The Comparison of “Julie” in Balzac’s A Woman of Thirty and “Emma” in Flaubert’s Madame Bovary
Balzac’ın Otuzunda Kadın Adlı Romanındaki Julie ile Flaubert’in Madame Bovary Adlı Romanındaki Emma’nın Karşılaştırılması

Author : Ali YAĞLI
Number of pages : 15-24

Abstract

This study is based on the character analysis and comparison produced as a result of analytical reading. The heroes that the authors dealt with in their novels were directly evaluated and compared with a completely subjective approach. With such a proposition, Balzac, considered to be the pioneer of Realism, was compared with Flaubert's “Emma” and “Julie” in his novel “A Woman of Thirty”, which he wrote in 1831. Balzac had described the social structure of his time, the relationship of male and female, unhappy marriages and forbidden loves around the hero Julie. The author draws attention to the dangerous consequences of prohibited love rather than drawing the tableau of great loves in the story of Julie. Balzac shows how the illusory dreams that have been nourished with hopelessness by reviving the novel by virtue of their unique descriptions have been broken down a whole life. About 25 years after Balzac, in the Madame Bovary, Flaubert also had written one of the social problems of the era, misunderstood marriages and deceived spouses, which took over the ending family drama.
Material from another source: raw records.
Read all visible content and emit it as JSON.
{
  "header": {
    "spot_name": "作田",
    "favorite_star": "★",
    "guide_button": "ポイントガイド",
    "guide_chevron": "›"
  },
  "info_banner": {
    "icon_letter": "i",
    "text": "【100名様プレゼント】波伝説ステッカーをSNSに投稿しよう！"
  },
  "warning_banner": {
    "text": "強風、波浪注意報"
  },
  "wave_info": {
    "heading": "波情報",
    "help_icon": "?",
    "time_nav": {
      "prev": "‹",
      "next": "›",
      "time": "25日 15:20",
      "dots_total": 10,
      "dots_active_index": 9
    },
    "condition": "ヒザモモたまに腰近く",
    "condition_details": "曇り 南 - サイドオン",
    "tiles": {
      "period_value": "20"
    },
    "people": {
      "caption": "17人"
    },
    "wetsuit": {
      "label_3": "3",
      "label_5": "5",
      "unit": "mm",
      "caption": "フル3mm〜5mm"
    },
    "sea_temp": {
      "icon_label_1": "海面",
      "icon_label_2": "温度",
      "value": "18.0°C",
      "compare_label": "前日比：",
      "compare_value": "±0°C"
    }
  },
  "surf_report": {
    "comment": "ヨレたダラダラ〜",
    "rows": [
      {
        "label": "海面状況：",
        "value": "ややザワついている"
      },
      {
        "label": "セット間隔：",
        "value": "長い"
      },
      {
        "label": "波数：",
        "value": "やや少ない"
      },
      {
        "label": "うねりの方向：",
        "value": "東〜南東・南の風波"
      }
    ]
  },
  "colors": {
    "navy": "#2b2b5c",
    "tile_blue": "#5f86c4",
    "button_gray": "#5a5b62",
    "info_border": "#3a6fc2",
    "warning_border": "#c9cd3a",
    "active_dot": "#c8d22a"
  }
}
The reader witnesses how Emma's family life, which has embarked on this work to enjoy the forbidden love of the romantic world in real life, has been destroying it. In novel, on one hand Emma's criticism of the romantic books that caused her to live in the world of imagination, on the other hand the emotions, traditions and behaviors were criticized in terms of realistic and naturalistic view. The common feature of both novel heroes is that although they are married and have children to whom they can give their love, they must lead to family disaster by being attracted by the attractive aspects and ambitions of young virgin dreams.

Keywords

Balzac A Woman of Thirty, Julie, Flaubert Emma Bovary, Emma.